According to a Department of Environmental Protection report, the 2003 agreement was amended because the town had taken steps to fix the violations.
The original agreement required the town to submit semi-annual progress reports regarding efforts to secure funding for the construction of a new wastewater treatment facility; design a new wastewater facility; secure approval from residents to finance the new facility; submit design documents to the DEP for review and approval; award bids for the construction of the facility; and to complete construction on the new wastewater facility.
Since signing the consent agreement, Northport Village Corp. has taken steps to repair the existing facility, but provides only primary treatment for the wastewater, the report states. The Northport Village Corp. had also complied with submitting all required progress reports, but had yet to secure the necessary funding for a new wastewater treatment facility.
Utilities Superintendent Richard McElhaney was able to correct errors in the flow measurements, as well as institute measures to reduce violations. In addition, the town was able to modify its discharge license. The change allowed for up to 63,000 gallons to be discharged daily, up from the 10,000 gallons a day previously allowed.
The primary issues associated with the wastewater treatment facility that resulted in the DEP's seeking the 2003 consent agreement were related to the facility's discharging wastewater in excess of its licensed limits, and with fresh water infiltrating the system.

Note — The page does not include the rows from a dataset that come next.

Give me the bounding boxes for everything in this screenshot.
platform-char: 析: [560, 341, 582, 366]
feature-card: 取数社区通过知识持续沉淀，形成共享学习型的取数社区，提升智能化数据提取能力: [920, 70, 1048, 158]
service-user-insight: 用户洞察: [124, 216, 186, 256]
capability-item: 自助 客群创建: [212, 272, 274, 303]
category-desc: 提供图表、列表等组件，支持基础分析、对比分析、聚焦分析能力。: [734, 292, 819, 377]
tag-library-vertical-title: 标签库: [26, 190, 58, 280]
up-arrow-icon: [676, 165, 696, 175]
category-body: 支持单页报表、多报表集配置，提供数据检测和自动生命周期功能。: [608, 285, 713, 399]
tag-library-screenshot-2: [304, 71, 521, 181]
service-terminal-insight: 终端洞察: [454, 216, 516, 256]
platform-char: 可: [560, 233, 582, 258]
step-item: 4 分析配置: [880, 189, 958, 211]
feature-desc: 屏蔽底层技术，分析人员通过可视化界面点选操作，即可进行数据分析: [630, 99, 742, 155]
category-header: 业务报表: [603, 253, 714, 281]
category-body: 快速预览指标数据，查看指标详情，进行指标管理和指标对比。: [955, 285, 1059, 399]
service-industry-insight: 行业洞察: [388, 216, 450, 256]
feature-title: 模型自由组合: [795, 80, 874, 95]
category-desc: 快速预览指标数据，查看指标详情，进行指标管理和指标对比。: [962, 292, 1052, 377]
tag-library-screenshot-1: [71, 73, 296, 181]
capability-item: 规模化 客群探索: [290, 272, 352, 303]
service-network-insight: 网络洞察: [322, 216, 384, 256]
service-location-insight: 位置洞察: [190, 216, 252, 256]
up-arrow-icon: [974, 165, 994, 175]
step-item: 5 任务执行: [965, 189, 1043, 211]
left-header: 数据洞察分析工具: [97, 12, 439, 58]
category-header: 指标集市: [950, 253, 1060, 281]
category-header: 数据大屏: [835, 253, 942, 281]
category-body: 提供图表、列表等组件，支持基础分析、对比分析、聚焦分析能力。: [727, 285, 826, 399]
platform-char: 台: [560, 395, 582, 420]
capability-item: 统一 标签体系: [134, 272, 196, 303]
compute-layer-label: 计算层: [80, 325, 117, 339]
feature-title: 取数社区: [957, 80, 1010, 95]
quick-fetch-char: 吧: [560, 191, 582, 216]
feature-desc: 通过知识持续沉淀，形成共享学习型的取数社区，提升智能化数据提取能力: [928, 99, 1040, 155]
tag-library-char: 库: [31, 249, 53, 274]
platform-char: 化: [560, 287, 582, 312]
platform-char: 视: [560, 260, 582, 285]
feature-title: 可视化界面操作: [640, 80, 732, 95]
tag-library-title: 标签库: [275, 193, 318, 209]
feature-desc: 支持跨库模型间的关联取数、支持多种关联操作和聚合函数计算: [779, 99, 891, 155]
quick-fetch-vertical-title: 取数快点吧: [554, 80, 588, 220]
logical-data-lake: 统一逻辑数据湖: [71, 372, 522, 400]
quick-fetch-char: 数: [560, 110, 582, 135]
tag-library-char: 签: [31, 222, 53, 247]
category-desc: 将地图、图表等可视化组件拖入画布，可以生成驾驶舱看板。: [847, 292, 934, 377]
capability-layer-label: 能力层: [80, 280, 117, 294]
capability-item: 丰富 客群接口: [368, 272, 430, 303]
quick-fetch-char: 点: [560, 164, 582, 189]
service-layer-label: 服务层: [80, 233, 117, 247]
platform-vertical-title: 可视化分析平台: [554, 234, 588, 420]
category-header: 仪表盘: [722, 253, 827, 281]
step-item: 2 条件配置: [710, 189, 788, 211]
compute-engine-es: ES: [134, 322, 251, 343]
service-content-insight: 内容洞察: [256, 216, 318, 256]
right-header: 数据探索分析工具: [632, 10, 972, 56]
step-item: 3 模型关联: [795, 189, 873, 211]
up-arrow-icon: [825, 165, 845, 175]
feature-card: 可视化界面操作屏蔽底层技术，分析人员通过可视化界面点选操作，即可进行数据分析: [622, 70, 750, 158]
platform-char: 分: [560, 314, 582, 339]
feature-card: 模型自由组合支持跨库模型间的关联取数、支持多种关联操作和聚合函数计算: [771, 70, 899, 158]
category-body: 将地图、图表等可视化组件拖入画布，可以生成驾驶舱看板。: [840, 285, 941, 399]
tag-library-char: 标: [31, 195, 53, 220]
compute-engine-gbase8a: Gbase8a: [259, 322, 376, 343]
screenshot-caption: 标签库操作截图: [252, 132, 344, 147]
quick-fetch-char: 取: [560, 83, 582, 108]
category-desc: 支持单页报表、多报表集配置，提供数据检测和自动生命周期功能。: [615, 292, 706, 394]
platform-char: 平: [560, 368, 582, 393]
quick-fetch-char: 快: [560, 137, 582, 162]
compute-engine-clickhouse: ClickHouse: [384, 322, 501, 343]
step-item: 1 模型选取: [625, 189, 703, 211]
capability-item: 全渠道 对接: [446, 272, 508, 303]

McElhaney said a number of upgrades to the wastewater facility were completed over the course of several years to bring the facility into compliance with the DEP's requirements.
Those upgrades included extending the outflow pipe to 600 feet into the bay and fixing leaking pipes in several areas. He said repairs were also made to the two septic tanks that developed leaks, which allowed them to be brought back into use.
The 2003 consent agreement required the Northport Village Corp. to raise funds to construct a secondary wastewater treatment facility. According to a 2012 town report, that facility could have cost $6 million to build. McElhaney said the upgrades to the existing facility allow for treatment sufficient to make the secondary facility not necessary.
Most of the funding to complete the upgrades was provided through a federal grant and a small loan, McElhaney said.
"We were very fortunate to get the grant," McElhaney said. "Pretty much all of the issues have been addressed."